Se defiende Javier Robles de señalamientos de Silvano

"El que nada debe nada teme", expresó el ex alcalde de Rosarito, quien exigió se investigue; admitió que "si algo sale, la persona tiene que responsable de sus actos"
Entrevista: Javier Robles Aguirre - 9 de diciembre de 2013 (Milenio Digital)

Tijuana

Tras las declaraciones del actual alcalde de Rosarito, Silvano Abarca, quien calificó a la administración pasada de "vándalos", Javier Robles Aguirre, ex alcalde del quinto municipio, expresó que a pesar de que "desconoce" los señalamientos del actual edil, está dispuesto a dar la cara y aclarar los cuestionamientos.

Refirió que Rosarito vive ciertamente un problema de finanzas, pero no fue él quien endeudó a la ciudad, sino la administración anterior, aseguró.

Añadió que no es que haya habido un mal manejo de los recursos; "lo que pasó es que no había recursos económicos", mencionó. Además, aseguró que "no hubo un peso del gobierno del estado para gasto corriente" de Rosarito y se quedaron en espera de recursos federales.

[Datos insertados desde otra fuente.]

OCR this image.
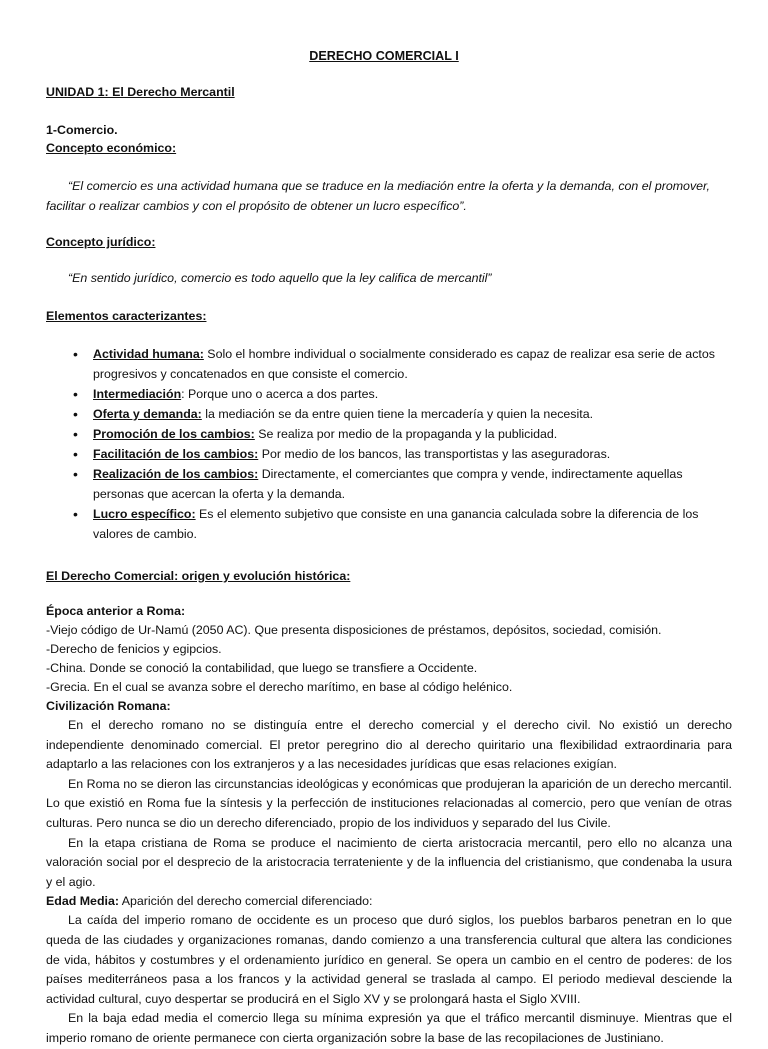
DERECHO COMERCIAL I
UNIDAD 1: El Derecho Mercantil
1-Comercio.
Concepto económico:
“El comercio es una actividad humana que se traduce en la mediación entre la oferta y la demanda, con el promover, facilitar o realizar cambios y con el propósito de obtener un lucro específico”.
Concepto jurídico:
“En sentido jurídico, comercio es todo aquello que la ley califica de mercantil”
Elementos caracterizantes:
• Actividad humana: Solo el hombre individual o socialmente considerado es capaz de realizar esa serie de actos progresivos y concatenados en que consiste el comercio.
• Intermediación: Porque uno o acerca a dos partes.
• Oferta y demanda: la mediación se da entre quien tiene la mercadería y quien la necesita.
• Promoción de los cambios: Se realiza por medio de la propaganda y la publicidad.
• Facilitación de los cambios: Por medio de los bancos, las transportistas y las aseguradoras.
• Realización de los cambios: Directamente, el comerciantes que compra y vende, indirectamente aquellas personas que acercan la oferta y la demanda.
• Lucro específico: Es el elemento subjetivo que consiste en una ganancia calculada sobre la diferencia de los valores de cambio.
El Derecho Comercial: origen y evolución histórica:
Época anterior a Roma:
-Viejo código de Ur-Namú (2050 AC). Que presenta disposiciones de préstamos, depósitos, sociedad, comisión.
-Derecho de fenicios y egipcios.
-China. Donde se conoció la contabilidad, que luego se transfiere a Occidente.
-Grecia. En el cual se avanza sobre el derecho marítimo, en base al código helénico.
Civilización Romana:

En el derecho romano no se distinguía entre el derecho comercial y el derecho civil. No existió un derecho independiente denominado comercial. El pretor peregrino dio al derecho quiritario una flexibilidad extraordinaria para adaptarlo a las relaciones con los extranjeros y a las necesidades jurídicas que esas relaciones exigían.

En Roma no se dieron las circunstancias ideológicas y económicas que produjeran la aparición de un derecho mercantil. Lo que existió en Roma fue la síntesis y la perfección de instituciones relacionadas al comercio, pero que venían de otras culturas. Pero nunca se dio un derecho diferenciado, propio de los individuos y separado del Ius Civile.

En la etapa cristiana de Roma se produce el nacimiento de cierta aristocracia mercantil, pero ello no alcanza una valoración social por el desprecio de la aristocracia terrateniente y de la influencia del cristianismo, que condenaba la usura y el agio.

Edad Media: Aparición del derecho comercial diferenciado:

La caída del imperio romano de occidente es un proceso que duró siglos, los pueblos barbaros penetran en lo que queda de las ciudades y organizaciones romanas, dando comienzo a una transferencia cultural que altera las condiciones de vida, hábitos y costumbres y el ordenamiento jurídico en general. Se opera un cambio en el centro de poderes: de los países mediterráneos pasa a los francos y la actividad general se traslada al campo. El periodo medieval desciende la actividad cultural, cuyo despertar se producirá en el Siglo XV y se prolongará hasta el Siglo XVIII.

En la baja edad media el comercio llega su mínima expresión ya que el tráfico mercantil disminuye. Mientras que el imperio romano de oriente permanece con cierta organización sobre la base de las recopilaciones de Justiniano.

Expresó que "Silvano (Abarca) es un hombre bienintencionado" y opinó que hay personas de su equipo que le han estado dando información errónea.

En el caso de dos regidores y una empleada de su Ayuntamiento, quienes se practicaron cirugías supuestamente no permitidas, con un costo alrededor de 300 mil pesos, Robles Aguirre explicó que los procedimientos fueron con base en un diagnóstico médico que se les realizó a partir de un problema de obesidad.

"Es un derecho que ellos tienen", añadiendo que, como a todos, se les descontaba vía nómina para gastos médicos; los doctores determinaron que era urgente la intervención quirúrgica. Refirió que en un caso, el funcionario tenía que bajar drásticamente de peso para tratarse una hernia.

"El que nada debe nada teme", expresó, exigiendo a quienes lo acusan a que investiguen y admitan su error, aunque admitió que "si algo sale, la persona tiene que responsable de sus actos".

"No se vale tratar de estar manchando (su) imagen o la de otros servidores", dijo Robles Aguirre, quien afirmó esperará las pruebas.

"Siento que fue tal vez alguna declaración de apasionamiento de Silvano y quizá habló un poquito más de lo debido", expuso.

Expuso además que existe una campaña para desprestigiarlo, la cual durante la temporada electoral se dedicó a "manchar" al gobierno en funciones y ahora sirve para legitimar al nuevo gobierno, responsabilizando o culpando al anterior, sin reconocer sus los logros.